Fig. 2.23 Green pine needles spread for bedding in cattle yard

In the absence of chemical fertilizers, organic manuring is the chief mode of soil fertilization. All efforts are made to collect and use animal dropping and for their subsequent decomposition along with the leaves and grasses which are used in manuring the crops. This is the traditional organic manure and is most readily available to the farmers. It is the product of decomposition of the liquid and solid excreta of livestock, stored in the sheds, pens and camps of livestock along with varying amounts of straws or other litter used as bedding. This farm yard manure/compost prepared from farm litter, liquid and solid excreta of livestock contains 0.5% nitrogen, 0.2% phosphorus and 0.5% potassium.

To enhance the productivity, people in Kinnaur still use the farm yard manure. It is worth mentioning that here animals are kept primarily to meet the need of manure.

Fig .2.24 FYM heaps

Donkeys, cows, goats and sheep are the main source of manure. The manure is collected either from the cowsheds inside the house or the cowsheds outside the house. Generally, the ground floor in each house is used as a cowshed so that animals can be looked after in a better way during winter months. The dung is put outside the house in a heap form in lower areas, whereas, in upper areas, it is directly put in small heaps in the fields (Fig. 2.24 and 2.25). These small heaps of dung are covered with a thin layer of soil to avoid the dispersion of manure by wind. The manure is directly mixed with the soil while ploughing. Farm yard manure is transported to the fields in Kilta (bamboo container) by people's participation (Fig. 2.26 a, b & c) and also by horses (Fig. 2.27).
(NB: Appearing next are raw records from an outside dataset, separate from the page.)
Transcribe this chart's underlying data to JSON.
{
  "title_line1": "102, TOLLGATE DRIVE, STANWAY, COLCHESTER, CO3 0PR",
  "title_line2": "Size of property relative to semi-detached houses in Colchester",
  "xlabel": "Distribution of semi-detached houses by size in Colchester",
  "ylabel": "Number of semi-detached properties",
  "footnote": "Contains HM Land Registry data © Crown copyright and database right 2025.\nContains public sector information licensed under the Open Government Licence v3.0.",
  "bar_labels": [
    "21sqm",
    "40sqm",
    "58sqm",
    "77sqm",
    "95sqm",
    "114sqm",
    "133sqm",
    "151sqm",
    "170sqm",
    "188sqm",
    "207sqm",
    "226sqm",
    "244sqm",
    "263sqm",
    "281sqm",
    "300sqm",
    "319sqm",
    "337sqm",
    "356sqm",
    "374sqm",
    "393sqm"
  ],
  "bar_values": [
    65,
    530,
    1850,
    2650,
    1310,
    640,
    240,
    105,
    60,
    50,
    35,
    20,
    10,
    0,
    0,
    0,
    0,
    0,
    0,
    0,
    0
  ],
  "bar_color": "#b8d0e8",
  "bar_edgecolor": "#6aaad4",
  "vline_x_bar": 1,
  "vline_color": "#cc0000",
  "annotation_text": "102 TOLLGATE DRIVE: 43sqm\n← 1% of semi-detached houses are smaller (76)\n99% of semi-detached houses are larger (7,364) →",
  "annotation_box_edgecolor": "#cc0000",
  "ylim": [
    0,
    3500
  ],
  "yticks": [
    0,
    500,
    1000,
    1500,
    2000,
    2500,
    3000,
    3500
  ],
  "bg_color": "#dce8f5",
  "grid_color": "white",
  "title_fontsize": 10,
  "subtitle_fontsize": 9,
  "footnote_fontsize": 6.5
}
Fig. 2.25 FYM heaps in the field

Fig. 2.26a Transport of FYM in kilta (bamboo container)

Fig. 2.26b Transporting FYM to field

Fig. 2.26c Peoples' participation in FYM transport

Fig. 2.27 Transport of FYM on horses

Amongst the manures, the cowdung is preferred the most. According to most farmers the sheep and goat dung may lead to burning of crops if applied in excess. Ass dung though used is not preferred much. On an average 125 to 250 qtls of manure is used per acre by the farmers throughout the Kinnaur region.

The practice of keeping small heaps of manure in open field with soil coverage in high altitude zones helps in better decomposition due to the maintenance of better temperature conditions. Use of sheep and goat manure in large quantities leads to burning of crops. The burning of crops is due to the toxic effects of high levels of nitrogen, phosphorus and potassium in goat and sheep manures. The goat and sheep manure contains 3 % nitrogen, 1 % phosphorus and 2 % potassium.